Nueva York y la vanguardia cubana


Nueva York y la vanguardia cubana (Fragmentos de la presentación en el Panel Arte Cubano en Nueva York, Coloquio Cuba por fuera, NY junio de 2012)

Lisset Martínez Herryman

En 1868 el pintor cubano Guillermo Collazo llegó a Nueva York. Había sido enviado por sus padres a esta ciudad por temor a las represalias del gobierno español por las actividades de la familia en la causa independentista. Sus inclinaciones artísticas lo motivaron a trabajar como colorista y después en el estudio del retratista de moda en la ciudad, Napoleon Sarony.
Collazo fue uno de los tantos ejemplos de artistas cubanos que estuvieron en Nueva York, buscando refugio político, oportunidades de trabajo o para probar fortuna.


El paisajista Esteban Chartrand había vivido aquí por períodos, donde trabajó y se puso en contacto con artistas de la Escuela del Río Hudson. Sus influencias se aprecian en los paisajes idílicos y románticos del campo cubano pero también en la inclusión de elementos locales.

 Otros artistas cubanos del siglo XIX que tuvieron vínculos con Nueva York fueron Valentín Sanz Carta (murió en NY) y Juan Jorge Peoli (había nacido en NY).

Durante el período republicano muchos artistas que enseñaban en la Academia de San Alejandro viajaron a la ciudad moderna para conocer las colecciones de arte en museos y galerías, fuentes de sus ejercicios académicos.
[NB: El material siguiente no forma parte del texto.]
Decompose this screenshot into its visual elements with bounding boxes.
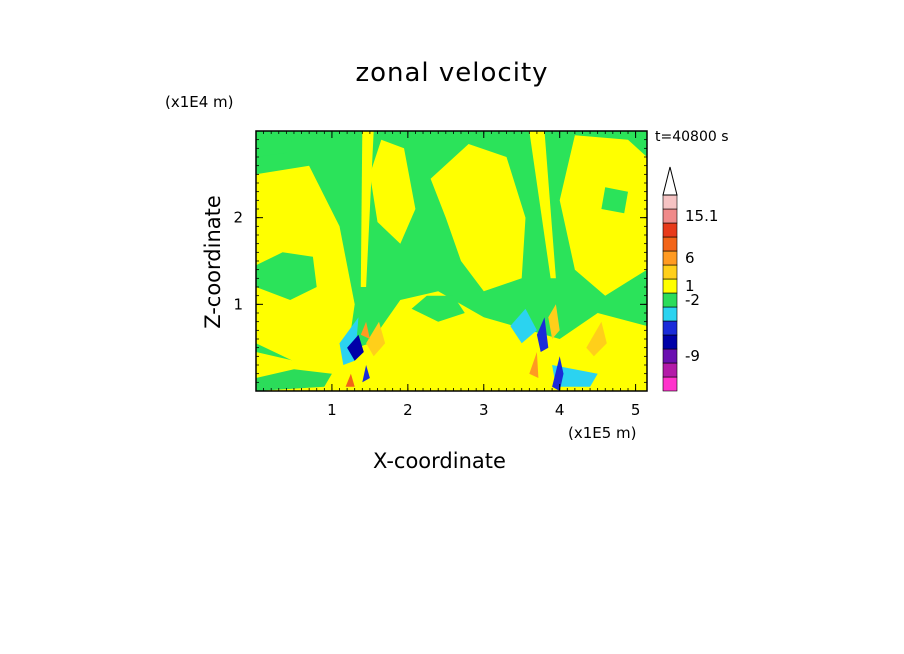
colorbar-tick-label: -2 xyxy=(685,291,700,309)
contour-region xyxy=(366,321,386,357)
colorbar-swatch xyxy=(662,194,678,210)
colorbar-swatch xyxy=(662,306,678,322)
contour-region xyxy=(510,308,537,344)
contour-region xyxy=(369,139,416,244)
axes: 1 2 3 4 5 1 2 xyxy=(233,131,647,419)
contour-region xyxy=(347,334,364,361)
x-axis-unit: (x1E5 m) xyxy=(568,424,637,442)
y-axis-unit: (x1E4 m) xyxy=(165,93,234,111)
colorbar-swatch xyxy=(662,208,678,224)
contour-region xyxy=(552,365,598,387)
contour-region xyxy=(345,373,355,387)
y-tick-label: 2 xyxy=(233,209,243,227)
contour-region xyxy=(536,317,549,352)
contour-region xyxy=(552,356,564,391)
contour-region xyxy=(411,295,465,322)
contour-region xyxy=(430,144,526,292)
colorbar-tick-label: 6 xyxy=(685,249,695,267)
chart-title: zonal velocity xyxy=(355,58,549,88)
colorbar-swatch xyxy=(662,236,678,252)
x-axis-label: X-coordinate xyxy=(373,449,506,473)
contour-region xyxy=(256,291,647,391)
contour-region xyxy=(548,304,560,339)
colorbar-swatch xyxy=(662,264,678,280)
colorbar-tick-label: -9 xyxy=(685,347,700,365)
colorbar-swatch xyxy=(662,292,678,308)
colorbar-swatch xyxy=(662,320,678,336)
x-tick-label: 3 xyxy=(479,401,489,419)
colorbar-swatch xyxy=(662,250,678,266)
colorbar-swatch xyxy=(662,362,678,378)
y-tick-label: 1 xyxy=(233,295,243,313)
contour-region xyxy=(586,321,607,357)
colorbar-swatch xyxy=(662,222,678,238)
colorbar-swatch xyxy=(662,376,678,392)
contour-field xyxy=(256,131,647,391)
contour-region xyxy=(256,131,294,157)
colorbar-swatch xyxy=(662,334,678,350)
contour-region xyxy=(529,352,539,378)
colorbar-swatch xyxy=(662,348,678,364)
colorbar-tick-label: 1 xyxy=(685,277,695,295)
contour-region xyxy=(601,187,628,214)
x-tick-label: 5 xyxy=(631,401,641,419)
contour-region xyxy=(256,252,317,300)
contour-region xyxy=(559,135,647,296)
x-tick-label: 2 xyxy=(403,401,413,419)
colorbar-arrow xyxy=(662,166,678,196)
colorbar-swatch xyxy=(662,278,678,294)
contour-region xyxy=(362,365,370,383)
contour-region xyxy=(360,321,370,339)
x-tick-label: 1 xyxy=(327,401,337,419)
colorbar-tick-label: 15.1 xyxy=(685,207,718,225)
contour-region xyxy=(256,369,332,391)
contour-region xyxy=(529,131,556,279)
contour-region xyxy=(360,131,374,287)
time-label: t=40800 s xyxy=(655,129,729,145)
x-tick-label: 4 xyxy=(555,401,565,419)
colorbar: 15.1 6 1-2 -9 xyxy=(662,166,718,392)
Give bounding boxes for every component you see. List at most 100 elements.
Armando Menocal (1863-1942) trabajó para Condé Nast en NY y pintó ilustraciones para varias de sus revistas; José Joaquín Tejada (1867-1951), amigo de Martí, expuso allí en 1894, y Leopoldo Romañach (1862-1951), el admirado profesor cuyos estudiantes fueron después los representantes más importantes de la vanguardia cubana, trabajó en la American Litographic Company, en Nueva York por varios años entre 1895 y 1900, cuando regresó a La Habana y se convirtió en profesor de San Alejandro. En su estudio de Nueva York se reunían ilustres personalidades para conversar sobre la emancipación de Cuba.





Aunque la mayoría de los artistas de la vanguardia cubana miraron a Europa y México en sus búsquedas de novedad formal, varios creadores precursores de la modernidad ya habían visitado Nueva York desde principios de siglo alimentándose del espíritu moderno  que crecía en la gran ciudad.

La caricatura y la ilustración fueron manifestaciones pioneras en utilizar un lenguaje moderno que también abrió las puertas a otros artistas para sus experimentos formales. El fenómeno fue señalado por Carpentier y Jorge Rigol y desde hace algunos años estudiado con profundidad por la Dra. Luz Merino, Lilliam Llanes y Ramón Vázquez, en Cuba, y el curador Elvis Fuentes, en Nueva York.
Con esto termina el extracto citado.